I have:
+-----------------------+-------+------------------------------------+
|cities |name |schools |
+-----------------------+-------+------------------------------------+
|[palo alto, menlo park]|Michael|[[stanford, 2010], [berkeley, 2012]]|
|[santa cruz] |Andy |[[ucsb, 2011]] |
|[portland] |Justin |[[berkeley, 2014]] |
+-----------------------+-------+------------------------------------+
I get this no sweat:
val res = df.select ("*").where (array_contains (df("schools.sname"), "berkeley")).show(false)
But without wanting to explode or using an UDF, I in the same way or similar as above, how can I do something like:
return all rows where at least 1 schools.sname starts with "b" ?
e.g.:
val res = df.select ("*").where (startsWith (df("schools.sname"), "b")).show(false)

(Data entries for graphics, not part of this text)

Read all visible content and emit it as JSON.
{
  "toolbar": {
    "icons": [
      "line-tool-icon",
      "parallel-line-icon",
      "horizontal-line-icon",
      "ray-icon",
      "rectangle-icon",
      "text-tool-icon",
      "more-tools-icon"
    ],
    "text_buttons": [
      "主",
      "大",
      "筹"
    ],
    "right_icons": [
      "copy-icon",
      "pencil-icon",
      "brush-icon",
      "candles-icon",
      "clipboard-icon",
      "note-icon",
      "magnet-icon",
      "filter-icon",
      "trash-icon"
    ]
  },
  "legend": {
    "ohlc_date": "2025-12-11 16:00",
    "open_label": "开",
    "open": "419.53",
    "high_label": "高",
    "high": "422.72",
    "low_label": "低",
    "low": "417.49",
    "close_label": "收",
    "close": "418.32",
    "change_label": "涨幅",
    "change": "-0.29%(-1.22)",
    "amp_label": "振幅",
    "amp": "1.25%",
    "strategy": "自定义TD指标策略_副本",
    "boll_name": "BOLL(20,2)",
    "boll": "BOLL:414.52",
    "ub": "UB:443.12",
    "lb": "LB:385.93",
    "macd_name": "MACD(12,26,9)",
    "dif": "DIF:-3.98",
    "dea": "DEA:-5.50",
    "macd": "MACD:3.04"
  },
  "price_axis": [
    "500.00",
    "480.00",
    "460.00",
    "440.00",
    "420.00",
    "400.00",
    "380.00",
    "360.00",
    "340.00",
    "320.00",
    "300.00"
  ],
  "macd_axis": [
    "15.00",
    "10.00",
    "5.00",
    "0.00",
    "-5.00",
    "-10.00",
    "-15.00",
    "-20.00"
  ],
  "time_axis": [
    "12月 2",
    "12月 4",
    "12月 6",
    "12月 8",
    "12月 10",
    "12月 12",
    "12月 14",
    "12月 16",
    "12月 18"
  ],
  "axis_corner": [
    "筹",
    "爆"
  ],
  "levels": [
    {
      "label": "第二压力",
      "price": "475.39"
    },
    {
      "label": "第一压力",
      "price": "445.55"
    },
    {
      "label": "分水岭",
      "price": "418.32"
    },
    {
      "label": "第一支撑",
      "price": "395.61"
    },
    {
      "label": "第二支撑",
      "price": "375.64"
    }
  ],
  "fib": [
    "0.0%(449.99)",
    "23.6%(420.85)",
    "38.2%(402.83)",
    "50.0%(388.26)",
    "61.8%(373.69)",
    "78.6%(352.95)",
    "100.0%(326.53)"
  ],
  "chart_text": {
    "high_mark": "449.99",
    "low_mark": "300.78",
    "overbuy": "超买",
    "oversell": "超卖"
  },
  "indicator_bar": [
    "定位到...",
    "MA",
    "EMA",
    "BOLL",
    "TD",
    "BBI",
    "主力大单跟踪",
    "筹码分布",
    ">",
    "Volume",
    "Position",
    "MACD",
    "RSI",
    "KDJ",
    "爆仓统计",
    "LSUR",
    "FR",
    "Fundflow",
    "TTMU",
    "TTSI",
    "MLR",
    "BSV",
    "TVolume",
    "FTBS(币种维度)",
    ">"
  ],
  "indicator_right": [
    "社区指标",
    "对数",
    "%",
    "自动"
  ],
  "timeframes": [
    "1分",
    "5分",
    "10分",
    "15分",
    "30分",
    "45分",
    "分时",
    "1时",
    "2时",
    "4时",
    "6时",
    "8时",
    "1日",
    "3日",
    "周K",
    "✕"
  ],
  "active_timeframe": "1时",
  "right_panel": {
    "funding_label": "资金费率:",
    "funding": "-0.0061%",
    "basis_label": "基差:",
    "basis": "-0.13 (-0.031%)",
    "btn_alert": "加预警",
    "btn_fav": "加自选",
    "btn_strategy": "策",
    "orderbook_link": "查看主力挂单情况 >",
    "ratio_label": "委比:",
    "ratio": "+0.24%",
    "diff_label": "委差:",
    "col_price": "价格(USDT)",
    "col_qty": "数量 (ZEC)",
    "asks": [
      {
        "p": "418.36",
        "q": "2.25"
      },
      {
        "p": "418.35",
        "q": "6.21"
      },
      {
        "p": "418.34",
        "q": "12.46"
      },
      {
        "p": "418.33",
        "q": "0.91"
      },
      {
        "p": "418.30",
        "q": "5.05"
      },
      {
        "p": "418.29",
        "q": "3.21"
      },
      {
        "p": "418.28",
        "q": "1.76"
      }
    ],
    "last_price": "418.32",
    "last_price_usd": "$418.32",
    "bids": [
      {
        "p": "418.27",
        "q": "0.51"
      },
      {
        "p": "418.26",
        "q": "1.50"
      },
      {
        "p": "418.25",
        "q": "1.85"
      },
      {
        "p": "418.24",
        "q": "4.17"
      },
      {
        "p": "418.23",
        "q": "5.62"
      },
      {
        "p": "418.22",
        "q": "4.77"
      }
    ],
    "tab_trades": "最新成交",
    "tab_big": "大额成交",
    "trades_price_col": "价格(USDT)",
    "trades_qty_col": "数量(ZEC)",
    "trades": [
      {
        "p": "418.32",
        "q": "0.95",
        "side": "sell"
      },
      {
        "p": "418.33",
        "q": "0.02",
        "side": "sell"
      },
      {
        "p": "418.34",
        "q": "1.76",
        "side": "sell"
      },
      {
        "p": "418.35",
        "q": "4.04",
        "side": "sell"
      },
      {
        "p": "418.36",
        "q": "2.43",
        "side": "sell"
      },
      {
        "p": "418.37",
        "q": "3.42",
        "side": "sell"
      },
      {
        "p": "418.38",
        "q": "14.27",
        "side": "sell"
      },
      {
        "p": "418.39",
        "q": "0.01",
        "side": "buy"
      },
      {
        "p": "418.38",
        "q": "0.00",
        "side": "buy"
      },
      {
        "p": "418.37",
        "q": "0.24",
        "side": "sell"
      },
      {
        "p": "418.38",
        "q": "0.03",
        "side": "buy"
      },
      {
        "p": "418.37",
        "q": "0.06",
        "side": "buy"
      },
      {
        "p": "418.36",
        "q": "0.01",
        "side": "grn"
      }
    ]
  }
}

This is wrong of course, just to demonstrate the point. But how can I do something like this without exploding or UDF-usage returning true/false or whatever and filtering in general without UDF usage? May be it is not possible. I cannot find any such examples. Or is it expr I need?
Answers gotten which show how certain things have a certain approach as some capabilities do not exist in SCALA. I read an article that points out to new array features to be implemented after this, so proves a point.